Is there a Java library for unsigned number type wrappers?
When I needed this functionality inside of jOOQ, I haven't found anything like it, so I rolled my own Open Source library that I call jOOU (U for Unsigned):
http://github.com/jOOQ/jOOU
I understand that some may think this is overkill, but I'd really like to have precisely those wrappers wrapping what other languages call ubyte
, ushort
, uint
, ulong
. Hopefully with Valhalla, those wrappers can be turned into value types.
Of course, contributions to the arithmetics / bitwise operation implementations are very welcome!
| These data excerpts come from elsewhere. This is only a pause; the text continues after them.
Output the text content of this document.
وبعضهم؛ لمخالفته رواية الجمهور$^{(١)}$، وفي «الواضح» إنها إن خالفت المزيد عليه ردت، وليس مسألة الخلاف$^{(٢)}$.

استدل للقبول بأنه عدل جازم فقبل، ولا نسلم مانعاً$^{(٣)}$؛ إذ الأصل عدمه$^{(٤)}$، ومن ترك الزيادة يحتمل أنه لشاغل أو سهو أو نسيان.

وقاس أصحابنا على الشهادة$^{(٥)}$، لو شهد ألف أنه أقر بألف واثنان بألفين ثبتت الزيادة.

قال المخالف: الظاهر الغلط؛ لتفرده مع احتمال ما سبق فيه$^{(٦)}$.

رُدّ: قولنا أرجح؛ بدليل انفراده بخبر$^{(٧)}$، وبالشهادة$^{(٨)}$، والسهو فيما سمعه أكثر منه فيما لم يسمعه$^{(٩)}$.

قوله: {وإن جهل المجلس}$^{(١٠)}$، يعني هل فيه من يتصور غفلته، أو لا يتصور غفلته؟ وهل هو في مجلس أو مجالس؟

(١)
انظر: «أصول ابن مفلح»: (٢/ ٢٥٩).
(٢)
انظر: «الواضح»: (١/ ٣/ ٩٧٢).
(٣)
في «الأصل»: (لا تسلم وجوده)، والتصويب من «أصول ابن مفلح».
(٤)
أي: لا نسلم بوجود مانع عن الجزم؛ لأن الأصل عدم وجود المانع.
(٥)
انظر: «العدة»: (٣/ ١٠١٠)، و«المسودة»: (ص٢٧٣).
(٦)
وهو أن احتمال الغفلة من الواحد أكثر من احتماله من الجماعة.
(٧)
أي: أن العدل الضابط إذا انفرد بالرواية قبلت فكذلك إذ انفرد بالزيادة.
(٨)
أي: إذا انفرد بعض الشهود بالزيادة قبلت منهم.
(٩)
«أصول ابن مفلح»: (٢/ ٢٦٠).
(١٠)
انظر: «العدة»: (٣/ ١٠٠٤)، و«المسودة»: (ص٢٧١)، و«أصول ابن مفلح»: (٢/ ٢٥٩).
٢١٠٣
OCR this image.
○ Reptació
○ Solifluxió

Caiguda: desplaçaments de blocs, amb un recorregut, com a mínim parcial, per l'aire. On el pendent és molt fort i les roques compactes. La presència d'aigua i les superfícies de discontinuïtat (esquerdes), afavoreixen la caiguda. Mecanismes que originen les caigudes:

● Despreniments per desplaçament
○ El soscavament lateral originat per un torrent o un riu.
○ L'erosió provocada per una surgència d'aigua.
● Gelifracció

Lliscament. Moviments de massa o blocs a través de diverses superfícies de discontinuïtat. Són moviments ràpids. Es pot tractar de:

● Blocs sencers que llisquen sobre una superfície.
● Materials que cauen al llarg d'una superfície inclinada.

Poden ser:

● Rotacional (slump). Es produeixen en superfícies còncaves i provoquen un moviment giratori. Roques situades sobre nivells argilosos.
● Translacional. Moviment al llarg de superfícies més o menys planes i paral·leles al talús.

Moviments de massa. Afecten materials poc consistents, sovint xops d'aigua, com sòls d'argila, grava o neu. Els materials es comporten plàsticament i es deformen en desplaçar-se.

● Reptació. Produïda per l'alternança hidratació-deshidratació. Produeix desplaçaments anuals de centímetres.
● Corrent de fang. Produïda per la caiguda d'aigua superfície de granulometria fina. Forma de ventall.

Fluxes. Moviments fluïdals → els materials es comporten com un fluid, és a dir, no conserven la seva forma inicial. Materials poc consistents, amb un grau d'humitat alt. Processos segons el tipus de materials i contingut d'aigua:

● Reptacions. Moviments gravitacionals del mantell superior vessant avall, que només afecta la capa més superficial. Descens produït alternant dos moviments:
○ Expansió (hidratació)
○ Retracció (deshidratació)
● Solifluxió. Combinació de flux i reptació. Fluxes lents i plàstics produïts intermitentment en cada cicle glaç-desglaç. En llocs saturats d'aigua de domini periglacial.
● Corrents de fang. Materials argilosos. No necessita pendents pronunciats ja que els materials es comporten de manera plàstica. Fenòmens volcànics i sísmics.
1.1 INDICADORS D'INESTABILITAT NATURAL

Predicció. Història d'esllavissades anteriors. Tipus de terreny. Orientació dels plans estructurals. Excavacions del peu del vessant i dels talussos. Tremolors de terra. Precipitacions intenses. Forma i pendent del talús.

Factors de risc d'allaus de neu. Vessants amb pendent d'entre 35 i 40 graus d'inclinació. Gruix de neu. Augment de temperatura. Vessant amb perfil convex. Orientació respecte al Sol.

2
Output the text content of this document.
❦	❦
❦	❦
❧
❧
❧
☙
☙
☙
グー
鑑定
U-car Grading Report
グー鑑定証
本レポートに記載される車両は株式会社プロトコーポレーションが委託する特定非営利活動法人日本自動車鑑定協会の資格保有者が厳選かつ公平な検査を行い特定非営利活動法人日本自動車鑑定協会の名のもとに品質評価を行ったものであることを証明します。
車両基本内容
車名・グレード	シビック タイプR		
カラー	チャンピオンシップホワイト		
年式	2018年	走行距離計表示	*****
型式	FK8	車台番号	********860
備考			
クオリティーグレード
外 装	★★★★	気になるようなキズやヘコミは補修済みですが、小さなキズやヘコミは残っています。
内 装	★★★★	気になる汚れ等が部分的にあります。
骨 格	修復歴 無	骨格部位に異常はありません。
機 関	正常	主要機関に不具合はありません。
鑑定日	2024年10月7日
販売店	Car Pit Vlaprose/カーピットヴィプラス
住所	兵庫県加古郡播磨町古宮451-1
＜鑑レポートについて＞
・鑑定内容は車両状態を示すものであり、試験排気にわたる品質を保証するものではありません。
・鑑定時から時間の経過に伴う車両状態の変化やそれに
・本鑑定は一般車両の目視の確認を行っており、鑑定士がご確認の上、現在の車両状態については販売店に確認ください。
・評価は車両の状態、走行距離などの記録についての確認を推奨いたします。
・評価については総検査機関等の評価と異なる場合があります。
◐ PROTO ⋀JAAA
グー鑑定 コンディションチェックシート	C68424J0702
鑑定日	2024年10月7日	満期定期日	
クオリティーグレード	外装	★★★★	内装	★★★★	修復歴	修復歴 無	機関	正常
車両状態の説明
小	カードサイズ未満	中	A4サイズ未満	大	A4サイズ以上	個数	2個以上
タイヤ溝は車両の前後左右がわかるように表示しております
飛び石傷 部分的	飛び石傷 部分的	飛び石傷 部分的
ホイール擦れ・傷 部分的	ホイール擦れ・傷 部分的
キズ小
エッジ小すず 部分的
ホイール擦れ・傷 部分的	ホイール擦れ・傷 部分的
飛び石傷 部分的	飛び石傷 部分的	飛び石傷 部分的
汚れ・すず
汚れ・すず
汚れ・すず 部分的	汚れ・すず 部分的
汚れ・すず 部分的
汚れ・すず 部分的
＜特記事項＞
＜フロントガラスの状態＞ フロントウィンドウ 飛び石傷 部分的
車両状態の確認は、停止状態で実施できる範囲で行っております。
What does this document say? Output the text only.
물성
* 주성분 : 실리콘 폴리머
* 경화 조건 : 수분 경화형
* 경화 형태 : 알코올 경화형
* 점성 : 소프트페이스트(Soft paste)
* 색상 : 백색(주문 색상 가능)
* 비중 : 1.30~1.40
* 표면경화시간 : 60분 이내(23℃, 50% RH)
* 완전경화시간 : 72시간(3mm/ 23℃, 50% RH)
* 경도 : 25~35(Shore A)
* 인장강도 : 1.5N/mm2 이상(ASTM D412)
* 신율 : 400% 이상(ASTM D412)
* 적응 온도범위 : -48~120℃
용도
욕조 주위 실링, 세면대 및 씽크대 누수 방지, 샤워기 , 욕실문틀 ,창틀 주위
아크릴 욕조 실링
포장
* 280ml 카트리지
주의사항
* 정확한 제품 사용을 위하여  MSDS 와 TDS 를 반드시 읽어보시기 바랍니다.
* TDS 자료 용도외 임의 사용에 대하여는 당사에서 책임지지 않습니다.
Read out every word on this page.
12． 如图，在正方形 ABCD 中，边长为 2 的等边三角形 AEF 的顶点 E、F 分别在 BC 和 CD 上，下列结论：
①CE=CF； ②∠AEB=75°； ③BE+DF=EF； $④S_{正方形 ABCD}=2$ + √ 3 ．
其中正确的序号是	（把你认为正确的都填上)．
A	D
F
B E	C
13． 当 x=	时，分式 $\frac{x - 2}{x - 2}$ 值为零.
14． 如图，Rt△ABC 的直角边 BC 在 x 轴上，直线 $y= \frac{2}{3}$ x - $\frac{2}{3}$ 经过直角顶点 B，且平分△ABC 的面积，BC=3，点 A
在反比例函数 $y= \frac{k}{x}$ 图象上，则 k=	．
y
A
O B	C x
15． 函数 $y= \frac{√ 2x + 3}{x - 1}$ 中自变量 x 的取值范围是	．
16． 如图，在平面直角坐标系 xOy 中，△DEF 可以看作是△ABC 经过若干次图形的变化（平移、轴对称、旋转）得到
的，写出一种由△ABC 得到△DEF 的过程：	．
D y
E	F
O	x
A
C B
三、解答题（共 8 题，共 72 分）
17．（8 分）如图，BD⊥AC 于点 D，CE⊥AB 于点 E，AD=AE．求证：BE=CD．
There are some reasons why nobody created these wrappers in the way you want.
- Performance
- Garbage collector overhead
- no autoboxing / unboxing
- bad / useless interface.
- easier ways to deal with it exists
The first four points are demonstrated by a small C example:
unsigned int x=42, y, m=5, t=18;
y = x * m + t;
This would be translated into:
UInteger m = new UInteger(5);
UInteger t = new UInteger(18);
UInteger x = new UInteger(42);
UInteger y = x.multiplyBy(m);
y = y.add(t);
Several wrapper objects must be created, multiplyBy
and add
will generate some more. This will put quite some burden on the garbage collector if many calculations are done this way. The wrapping and unwrapping will also eat up your CPUs for nothing.
That even simple arithmetic is a PITA to write or read is also obvious.
For the same reasons NOBODY does arithmetic using the signed wrapper types.
All this is unnecessary if you do the calculations using the next-bigger signed type and cut off the upper part like this:
long x=42, y, m=5, t=18
y = (x*m + t) & 0xFFFFFFFF;
Transfer between Java and a database can also be done using the next biggest signed type. And since JDBC will not create these unsigned wrapper types you would have to do exactly that by yourself only to transform the data into the unsigned wrappers thereafter.
I have done some CPU intensive data processing for myself and handled binary protocols. On these occasions I wished I had unsigned datatypes also. But emulating them in Java with wrapper types would have been more problematic than dealing with the problem directly on each single occasion.